收录专题: TensorFlow入门笔记

Metrics

在tf.keras中,metrics其实就是起到了一个测量表的作用,即测量损失或者模型精度的变化。metrics的使用分为以下四步:

step1:Build a meter

acc_meter = metrics.Accuracy()
loss_meter = metrics.Mean()

step2:Update data

loss_meter.update_state(loss)
acc_meter.update_state(y,pred)

step3:Get Average data

print(step,'loss:',loss_meter.result().numpy())
print(step,'Evaluate Acc:',total_correct/total,acc_meter.result().numpy())

清除缓存:

if step % 100 == 0:
    print(step,'loss:',loss_meter.result().numpy())
    loss_meter.reset_states()

if step % 500 ==0:
    total,total_correct = 0.,0
    acc_meter.reset_states()
import tensorflow as tf
from tensorflow.keras import datasets, layers, optimizers, Sequential, metrics


def preprocess(x, y):
    x = tf.cast(x, dtype=tf.float32) / 255.
    y = tf.cast(y, dtype=tf.int32)

    return x, y


batchsz = 128
(x, y), (x_val, y_val) = datasets.mnist.load_data()
print('datasets:', x.shape, y.shape, x.min(), x.max())

db = tf.data.Dataset.from_tensor_slices((x, y))
db = db.map(preprocess).shuffle(60000).batch(batchsz).repeat(10)

ds_val = tf.data.Dataset.from_tensor_slices((x_val, y_val))
ds_val = ds_val.map(preprocess).batch(batchsz)
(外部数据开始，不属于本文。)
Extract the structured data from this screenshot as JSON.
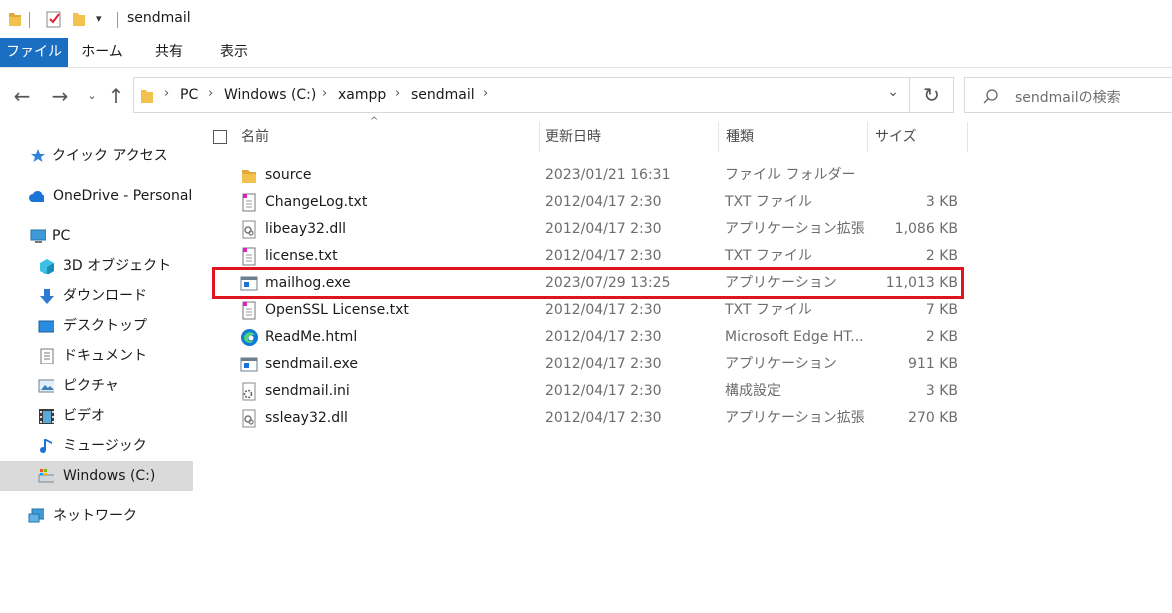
{
  "window": {
    "title": "sendmail"
  },
  "ribbon": {
    "tabs": [
      "ファイル",
      "ホーム",
      "共有",
      "表示"
    ]
  },
  "address": {
    "crumbs": [
      "PC",
      "Windows (C:)",
      "xampp",
      "sendmail"
    ]
  },
  "search": {
    "placeholder": "sendmailの検索"
  },
  "sidebar": {
    "quick_access": "クイック アクセス",
    "onedrive": "OneDrive - Personal",
    "pc": "PC",
    "items": [
      "3D オブジェクト",
      "ダウンロード",
      "デスクトップ",
      "ドキュメント",
      "ピクチャ",
      "ビデオ",
      "ミュージック",
      "Windows (C:)"
    ],
    "network": "ネットワーク"
  },
  "columns": {
    "name": "名前",
    "date": "更新日時",
    "type": "種類",
    "size": "サイズ"
  },
  "files": [
    {
      "name": "source",
      "date": "2023/01/21 16:31",
      "type": "ファイル フォルダー",
      "size": "",
      "icon": "folder-icon"
    },
    {
      "name": "ChangeLog.txt",
      "date": "2012/04/17 2:30",
      "type": "TXT ファイル",
      "size": "3 KB",
      "icon": "text-file-icon"
    },
    {
      "name": "libeay32.dll",
      "date": "2012/04/17 2:30",
      "type": "アプリケーション拡張",
      "size": "1,086 KB",
      "icon": "dll-file-icon"
    },
    {
      "name": "license.txt",
      "date": "2012/04/17 2:30",
      "type": "TXT ファイル",
      "size": "2 KB",
      "icon": "text-file-icon"
    },
    {
      "name": "mailhog.exe",
      "date": "2023/07/29 13:25",
      "type": "アプリケーション",
      "size": "11,013 KB",
      "icon": "exe-file-icon"
    },
    {
      "name": "OpenSSL License.txt",
      "date": "2012/04/17 2:30",
      "type": "TXT ファイル",
      "size": "7 KB",
      "icon": "text-file-icon"
    },
    {
      "name": "ReadMe.html",
      "date": "2012/04/17 2:30",
      "type": "Microsoft Edge HT...",
      "size": "2 KB",
      "icon": "edge-html-icon"
    },
    {
      "name": "sendmail.exe",
      "date": "2012/04/17 2:30",
      "type": "アプリケーション",
      "size": "911 KB",
      "icon": "exe-file-icon"
    },
    {
      "name": "sendmail.ini",
      "date": "2012/04/17 2:30",
      "type": "構成設定",
      "size": "3 KB",
      "icon": "ini-file-icon"
    },
    {
      "name": "ssleay32.dll",
      "date": "2012/04/17 2:30",
      "type": "アプリケーション拡張",
      "size": "270 KB",
      "icon": "dll-file-icon"
    }
  ],
  "colors": {
    "highlight": "#e0141f",
    "file_tab": "#1a6fc2",
    "selected_nav": "#dadada"
  }
}
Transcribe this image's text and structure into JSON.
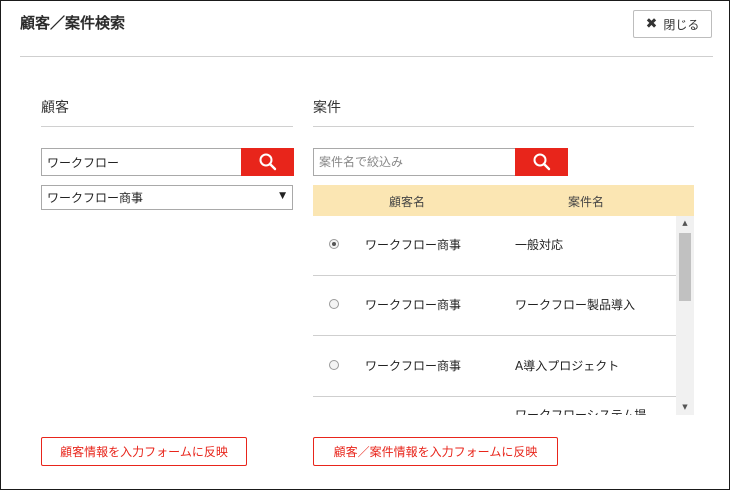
{
  "dialog": {
    "title": "顧客／案件検索",
    "close_label": "閉じる"
  },
  "customer": {
    "section_label": "顧客",
    "search_value": "ワークフロー",
    "selected_option": "ワークフロー商事",
    "apply_label": "顧客情報を入力フォームに反映"
  },
  "project": {
    "section_label": "案件",
    "search_placeholder": "案件名で絞込み",
    "columns": {
      "customer": "顧客名",
      "project": "案件名"
    },
    "rows": [
      {
        "customer": "ワークフロー商事",
        "project": "一般対応",
        "selected": true
      },
      {
        "customer": "ワークフロー商事",
        "project": "ワークフロー製品導入",
        "selected": false
      },
      {
        "customer": "ワークフロー商事",
        "project": "A導入プロジェクト",
        "selected": false
      },
      {
        "customer": "",
        "project": "ワークフローシステム提",
        "selected": false
      }
    ],
    "apply_label": "顧客／案件情報を入力フォームに反映"
  },
  "colors": {
    "accent_red": "#e8251b",
    "grid_header_bg": "#fbe6b3"
  },
  "icons": {
    "search": "magnifier-icon",
    "close": "x-icon"
  }
}
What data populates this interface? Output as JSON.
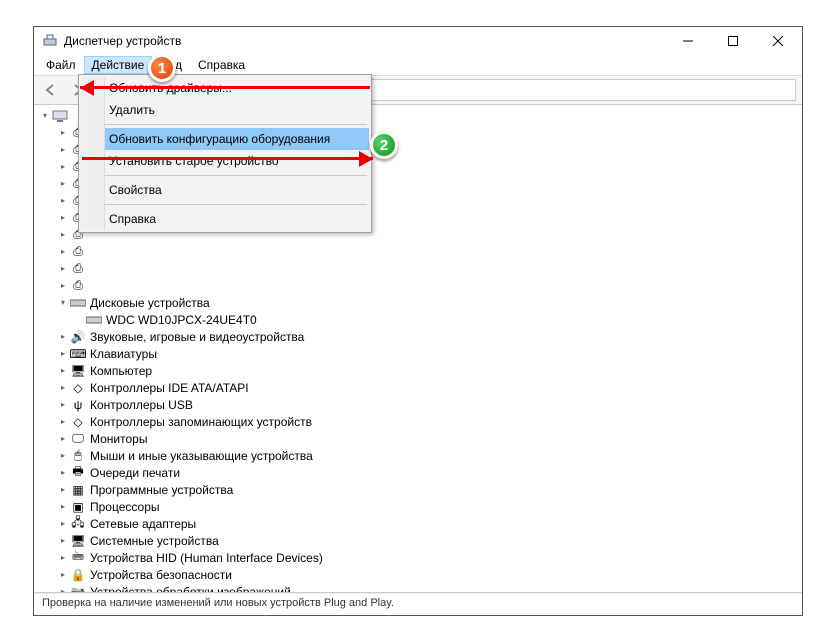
{
  "window": {
    "title": "Диспетчер устройств"
  },
  "menubar": {
    "file": "Файл",
    "action": "Действие",
    "view": "Вид",
    "help": "Справка"
  },
  "dropdown": {
    "update_drivers": "Обновить драйверы...",
    "remove": "Удалить",
    "scan_hardware": "Обновить конфигурацию оборудования",
    "add_legacy": "Установить старое устройство",
    "properties": "Свойства",
    "help": "Справка"
  },
  "tree": {
    "disk_drives": "Дисковые устройства",
    "disk_item": "WDC WD10JPCX-24UE4T0",
    "audio": "Звуковые, игровые и видеоустройства",
    "keyboards": "Клавиатуры",
    "computer": "Компьютер",
    "ide": "Контроллеры IDE ATA/ATAPI",
    "usb": "Контроллеры USB",
    "storage_ctrl": "Контроллеры запоминающих устройств",
    "monitors": "Мониторы",
    "mice": "Мыши и иные указывающие устройства",
    "print_queues": "Очереди печати",
    "software_dev": "Программные устройства",
    "processors": "Процессоры",
    "net_adapters": "Сетевые адаптеры",
    "system_dev": "Системные устройства",
    "hid": "Устройства HID (Human Interface Devices)",
    "security_dev": "Устройства безопасности",
    "imaging": "Устройства обработки изображений"
  },
  "status": "Проверка на наличие изменений или новых устройств Plug and Play.",
  "markers": {
    "one": "1",
    "two": "2"
  }
}
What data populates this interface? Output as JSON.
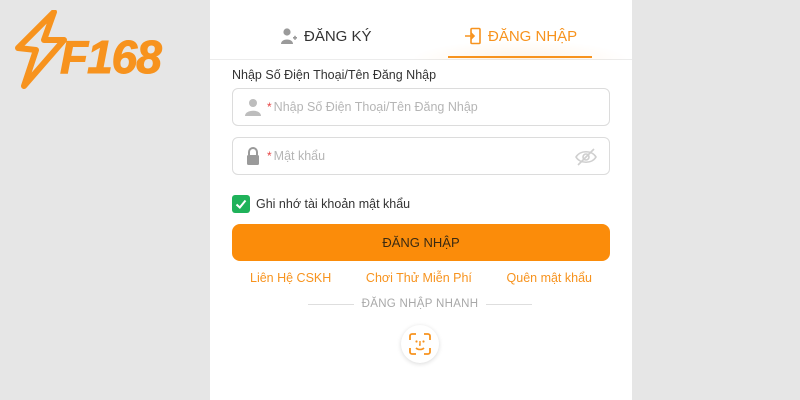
{
  "brand": {
    "logo_text": "F168",
    "logo_icon": "lightning-bolt-icon",
    "accent_color": "#f7931e"
  },
  "tabs": [
    {
      "label": "ĐĂNG KÝ",
      "icon": "user-add-icon",
      "active": false
    },
    {
      "label": "ĐĂNG NHẬP",
      "icon": "login-door-icon",
      "active": true
    }
  ],
  "form": {
    "username_label": "Nhập Số Điện Thoại/Tên Đăng Nhập",
    "username_placeholder": "Nhập Số Điện Thoại/Tên Đăng Nhập",
    "password_placeholder": "Mật khẩu",
    "required_mark": "*",
    "remember_label": "Ghi nhớ tài khoản mật khẩu",
    "remember_checked": true,
    "submit_label": "ĐĂNG NHẬP"
  },
  "links": [
    {
      "label": "Liên Hệ CSKH"
    },
    {
      "label": "Chơi Thử Miễn Phí"
    },
    {
      "label": "Quên mật khẩu"
    }
  ],
  "quick_login": {
    "label": "ĐĂNG NHẬP NHANH",
    "icon": "face-id-icon"
  },
  "colors": {
    "page_bg": "#e6e6e6",
    "button_bg": "#fb8c0a",
    "checkbox": "#1fb25a"
  }
}
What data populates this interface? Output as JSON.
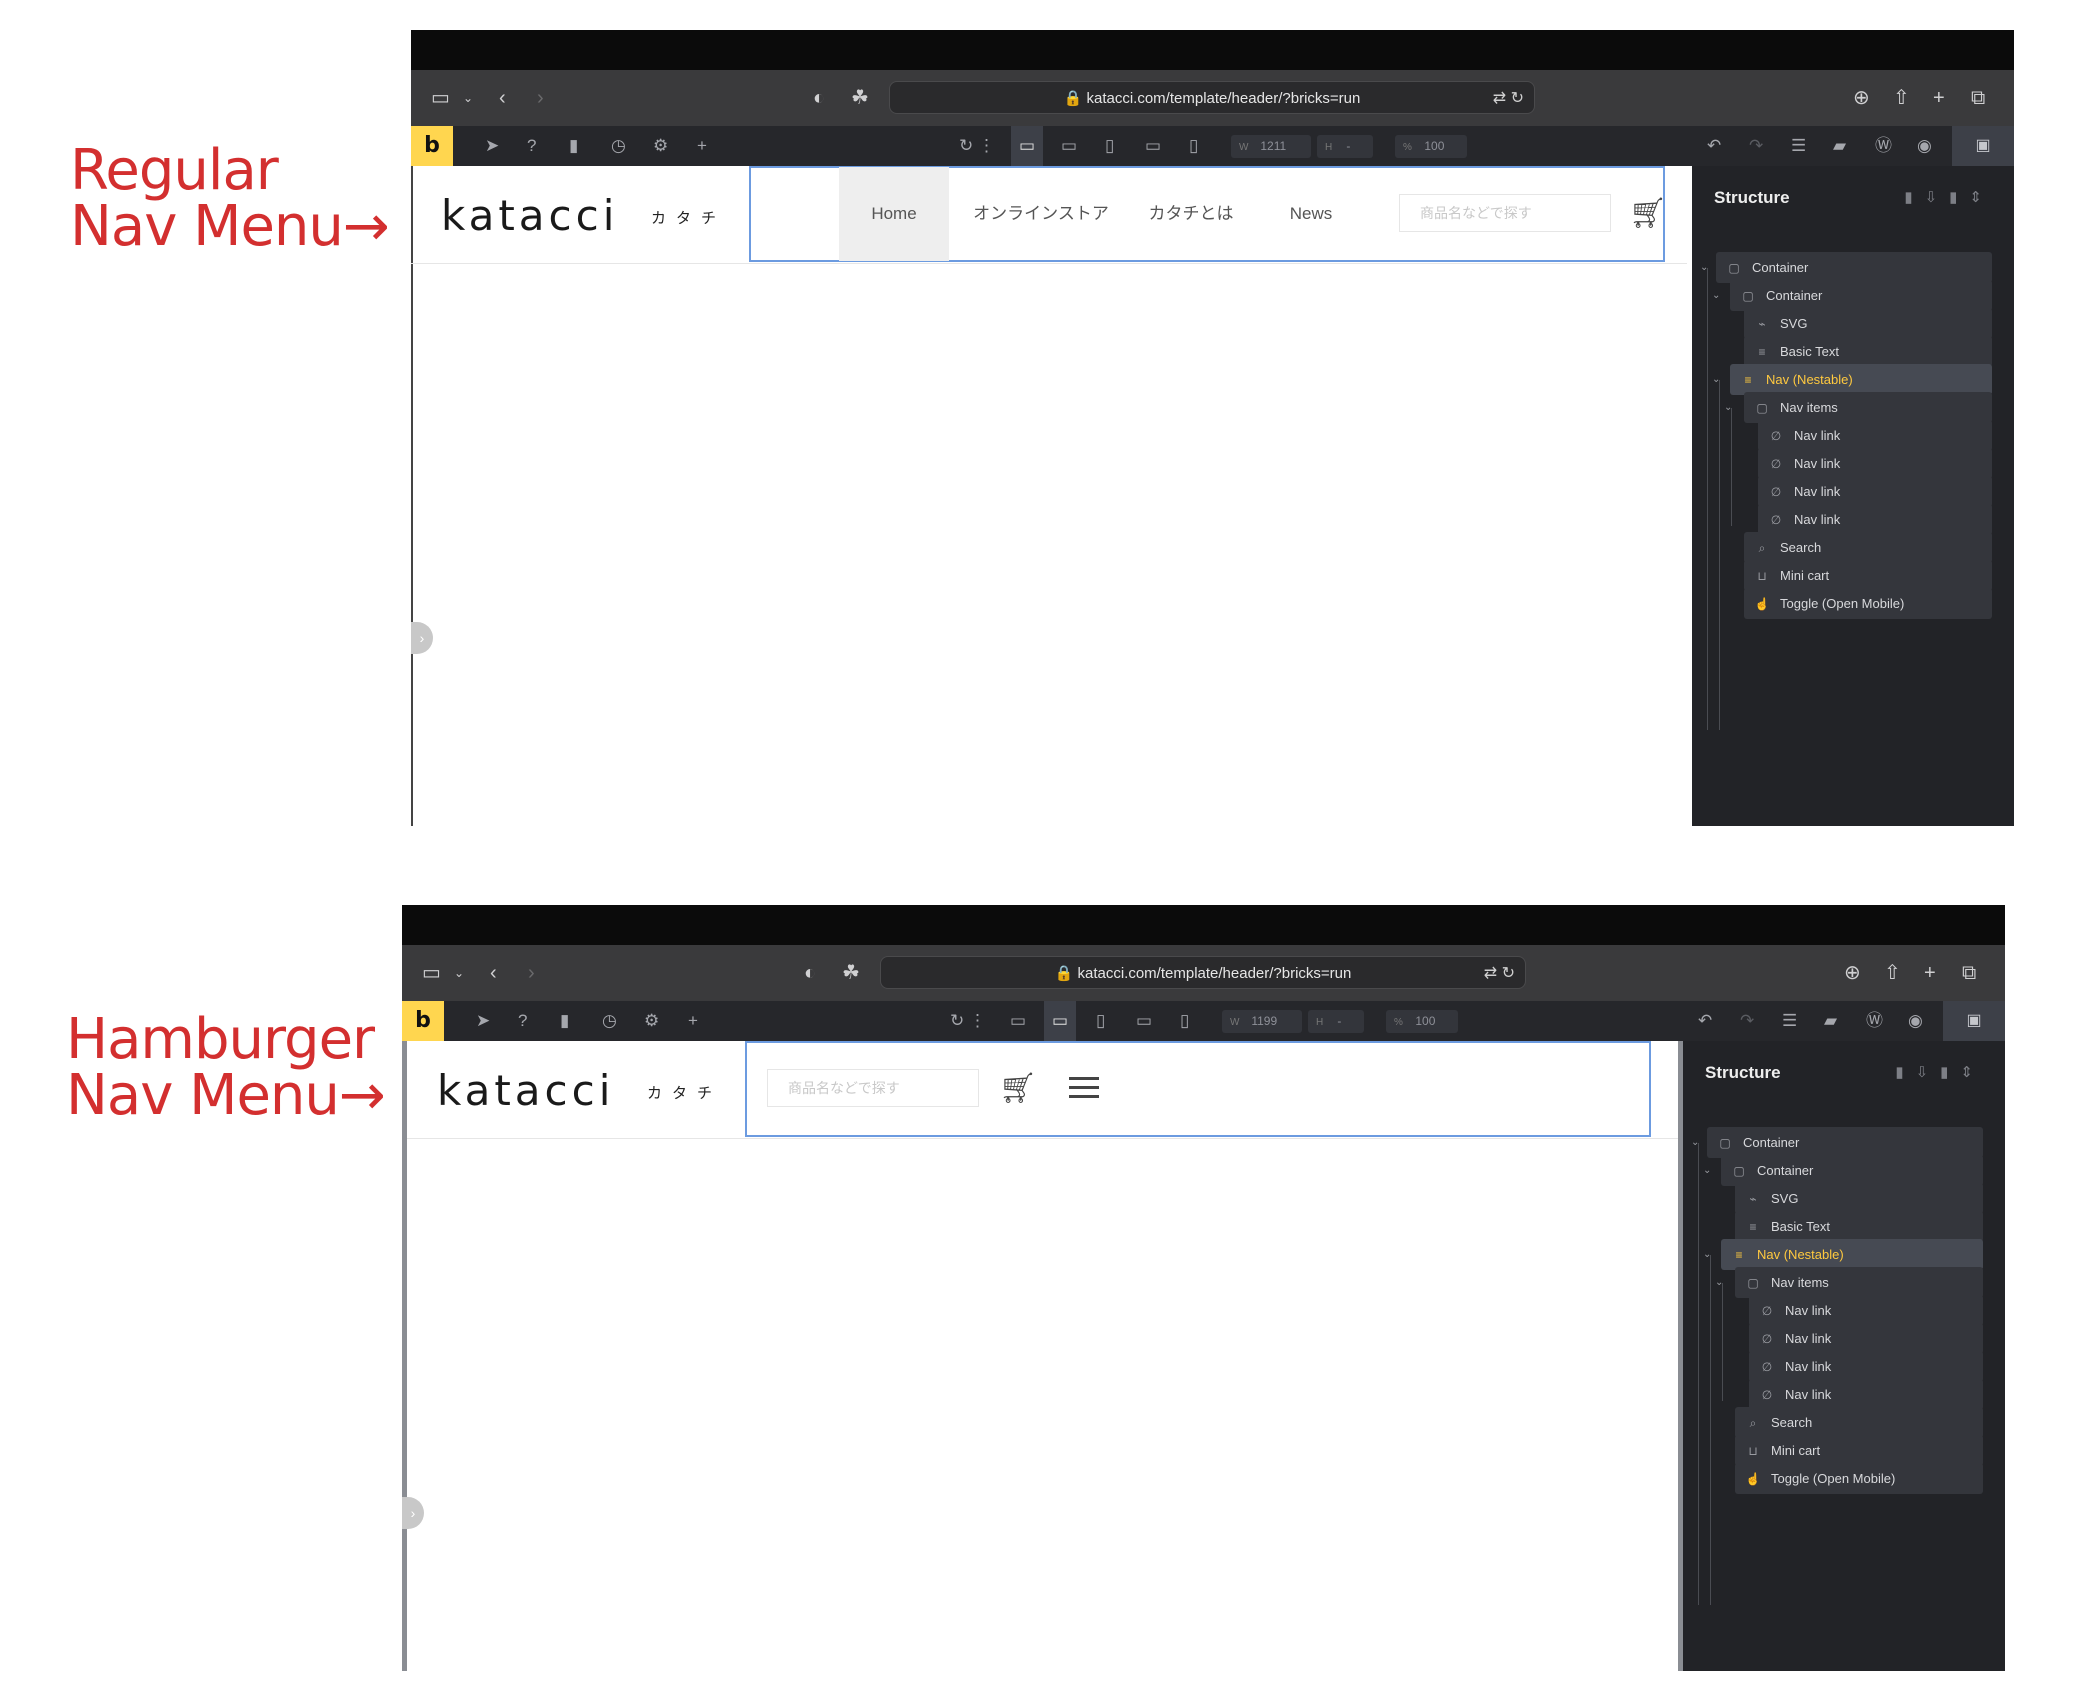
{
  "annotations": {
    "regular": {
      "line1": "Regular",
      "line2": "Nav Menu→"
    },
    "hamburger": {
      "line1": "Hamburger",
      "line2": "Nav Menu→"
    },
    "color": "#d32f2f"
  },
  "screens": [
    {
      "url": "katacci.com/template/header/?bricks=run",
      "width": "1211",
      "height": "-",
      "zoom": "100",
      "logo": "katacci",
      "logo_kana": "カタチ",
      "nav_links": [
        "Home",
        "オンラインストア",
        "カタチとは",
        "News"
      ],
      "search_placeholder": "商品名などで探す"
    },
    {
      "url": "katacci.com/template/header/?bricks=run",
      "width": "1199",
      "height": "-",
      "zoom": "100",
      "logo": "katacci",
      "logo_kana": "カタチ",
      "search_placeholder": "商品名などで探す"
    }
  ],
  "toolbar_labels": {
    "w": "W",
    "h": "H",
    "pct": "%"
  },
  "structure": {
    "title": "Structure",
    "items": [
      {
        "label": "Container",
        "icon": "container-icon"
      },
      {
        "label": "Container",
        "icon": "container-icon"
      },
      {
        "label": "SVG",
        "icon": "svg-icon"
      },
      {
        "label": "Basic Text",
        "icon": "text-icon"
      },
      {
        "label": "Nav (Nestable)",
        "icon": "nav-icon",
        "selected": true
      },
      {
        "label": "Nav items",
        "icon": "container-icon"
      },
      {
        "label": "Nav link",
        "icon": "link-icon"
      },
      {
        "label": "Nav link",
        "icon": "link-icon"
      },
      {
        "label": "Nav link",
        "icon": "link-icon"
      },
      {
        "label": "Nav link",
        "icon": "link-icon"
      },
      {
        "label": "Search",
        "icon": "search-icon"
      },
      {
        "label": "Mini cart",
        "icon": "cart-icon"
      },
      {
        "label": "Toggle (Open Mobile)",
        "icon": "toggle-icon"
      }
    ]
  },
  "colors": {
    "accent": "#ffd64f",
    "selected_text": "#ffc93f",
    "selection_outline": "#6c9be0"
  }
}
network = Sequential([layers.Dense(256, activation='relu'),
                      layers.Dense(128, activation='relu'),
                      layers.Dense(64, activation='relu'),
                      layers.Dense(32, activation='relu'),
                      layers.Dense(10)])
network.build(input_shape=(None, 28 * 28))
network.summary()

optimizer = optimizers.Adam(lr=0.01)

acc_meter = metrics.Accuracy()
loss_meter = metrics.Mean()

for step, (x, y) in enumerate(db):

    with tf.GradientTape() as tape:
        # [b, 28, 28] => [b, 784]
        x = tf.reshape(x, (-1, 28 * 28))
        # [b, 784] => [b, 10]
        out = network(x)
        # [b] => [b, 10]
        y_onehot = tf.one_hot(y, depth=10)
        # [b]
        loss = tf.reduce_mean(tf.losses.categorical_crossentropy(y_onehot, out, from_logits=True))

        loss_meter.update_state(loss)

    grads = tape.gradient(loss, network.trainable_variables)
    optimizer.apply_gradients(zip(grads, network.trainable_variables))

    if step % 100 == 0:
        print(step, 'loss:', loss_meter.result().numpy())
        loss_meter.reset_states()

    # evaluate
    if step % 500 == 0:
        total, total_correct = 0., 0
        acc_meter.reset_states()

        for step, (x, y) in enumerate(ds_val):
            # [b, 28, 28] => [b, 784]
            x = tf.reshape(x, (-1, 28 * 28))
            # [b, 784] => [b, 10]
            out = network(x)

            # [b, 10] => [b] 
            pred = tf.argmax(out, axis=1)
            pred = tf.cast(pred, dtype=tf.int32)
            # bool type 
            correct = tf.equal(pred, y)
            # bool tensor => int tensor => numpy
            total_correct += tf.reduce_sum(tf.cast(correct, dtype=tf.int32)).numpy()
            total += x.shape[0]

            acc_meter.update_state(y, pred)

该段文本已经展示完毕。